I can’t seem to chart out a successful path that will express the feeling I have towards my Mother. I find this condition to be both amusing and frustrating. She is perhaps the one person that understands me best and could, if called upon, provide chapters on who I am while I struggle with these 904 words.
She is my earliest memory in childhood, sitting on the front steps of the house reading Curious George. At any lasting memory or event she has a role to play even if the role is nothing more than “Passive Observer.” She has done much to shape the character and personality I possess and even at forty years of age I continue to seek her approval and praise.
I can not recall a single time she has told me something I could not do. I remember in seventh grade I told her I was joining the swim team even though I could only dog paddle. She looked at me for a second and said “Sounds good to me”. I think she figured I could sink or swim all on my own without her opinion on it. I swam for two seasons.
I told her I was rejecting the Catholic faith when I was 16 and the only thing she said was “You have to tell your father”. I did not have the courage to do that for another year but when I did she stood next to me. Dad was not happy about it but he knew me well enough to know I was not rejecting him, just his church.

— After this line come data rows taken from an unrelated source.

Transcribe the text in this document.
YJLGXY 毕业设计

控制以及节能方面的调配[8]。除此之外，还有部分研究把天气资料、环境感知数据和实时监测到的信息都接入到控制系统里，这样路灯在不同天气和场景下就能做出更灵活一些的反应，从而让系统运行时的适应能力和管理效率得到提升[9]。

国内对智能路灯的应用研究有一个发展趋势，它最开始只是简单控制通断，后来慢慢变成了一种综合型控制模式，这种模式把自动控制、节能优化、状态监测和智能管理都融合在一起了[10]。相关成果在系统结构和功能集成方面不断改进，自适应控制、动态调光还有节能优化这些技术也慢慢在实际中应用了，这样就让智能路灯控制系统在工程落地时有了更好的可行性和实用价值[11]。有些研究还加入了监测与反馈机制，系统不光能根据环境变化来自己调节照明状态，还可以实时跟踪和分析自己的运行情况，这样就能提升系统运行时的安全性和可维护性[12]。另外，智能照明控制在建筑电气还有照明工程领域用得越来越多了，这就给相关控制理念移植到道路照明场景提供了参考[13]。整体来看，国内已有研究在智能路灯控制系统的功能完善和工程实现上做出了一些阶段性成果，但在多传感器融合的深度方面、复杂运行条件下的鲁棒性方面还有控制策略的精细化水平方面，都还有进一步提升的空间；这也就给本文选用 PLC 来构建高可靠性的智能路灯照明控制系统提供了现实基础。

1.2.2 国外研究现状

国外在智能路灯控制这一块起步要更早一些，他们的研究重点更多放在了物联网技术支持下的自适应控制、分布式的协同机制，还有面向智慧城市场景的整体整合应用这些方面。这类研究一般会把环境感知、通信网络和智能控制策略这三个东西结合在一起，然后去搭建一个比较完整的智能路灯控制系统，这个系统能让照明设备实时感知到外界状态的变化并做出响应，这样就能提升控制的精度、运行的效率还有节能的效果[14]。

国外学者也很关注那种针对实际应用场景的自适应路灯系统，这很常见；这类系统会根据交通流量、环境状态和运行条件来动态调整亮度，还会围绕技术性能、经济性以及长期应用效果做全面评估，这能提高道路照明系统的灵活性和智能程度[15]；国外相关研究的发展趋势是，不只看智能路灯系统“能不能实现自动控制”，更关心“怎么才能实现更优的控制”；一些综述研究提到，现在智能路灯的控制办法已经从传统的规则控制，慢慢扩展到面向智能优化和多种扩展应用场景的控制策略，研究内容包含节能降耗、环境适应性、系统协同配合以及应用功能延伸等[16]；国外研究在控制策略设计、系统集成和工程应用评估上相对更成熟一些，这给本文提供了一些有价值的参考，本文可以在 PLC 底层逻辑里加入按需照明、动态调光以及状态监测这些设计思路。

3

It was a long time before I was able to appreciate how much grace he showed then.
My Mother and I have often had conversations with just our eyes. We have a closeness that at times transcends words and when it happens we always share a secret smile in recognition of this awesome gift. Those moments are much less now because we live so far apart but that just makes them more special.
My Mother is the activist in the family and her passion, stubbornness and strength have often blazed trails of awareness in the family. Once started moving she is hard to stop and very often she has gone ahead solo. When I accepted Christ as a teen and was "On Fire", she sparked too. Her passion led a revival that is still at work in our family. It took some time, tears and a lot of forgiveness but all of my siblings at some point hit our knees and prayed the “Sinners Prayer”.
She is an active and involved person not just in her family but in the issues of the world she lives in. She is politically awake and informed just as much as she knows who has a birthday or what store is having a sale this weekend. She has opinions on any topic that interest her and is willing to share them if called upon. I advice you to know your stuff before you call her out.
She is smart in general and has moments of utter brilliance. Dad brought an old computer home from his work long before it was popular to have one like it is today. With no books or help she figured out not just how to make the computer work but learned enough to know the computer was not going to keep up with her. It took a year or two for stores to start selling the computer she already wanted. She has needed a few upgrades since then too.
She is not all positive and goodness. She has allowed anger and pride to so consume her that the foundation of the family was in danger. She has had many periods of severe conflict and has lobbied others to her causes causing large rifts. There are dark times of our family history that have caused wounds so deep only God could heal them. Some healing God has yet to make complete for us.
In my younger days I could not see the flaws in my mother’s character. I saw her as a boy sees a faultless mother he loves but as in all things this too passed. I remember when the illusion of perfection fell for me. I lost a lot of respect for her then that maturity and wisdom later restored. Today I see her much closer to who she really is.
I see her as someone that struggles daily to overcome her nature just like the rest of us. I think she does a better job than most but has more work to do. I see her as a woman that has learned to guard her heart from pain but does not let that stop her from showing love and affection to others. I look at her and recognize she is the product of a life lived intensely and fully and I wonder how I measure up next to her.
I wish I had the words to describe what value this woman has brought to the lives of those she has loved. I see her influence in the lives of my brothers and sisters and we are all better for it. There will come a day when I will have to accept that our next chance at fellowship will have to be in Heaven. I hope that before then I can find the words for her.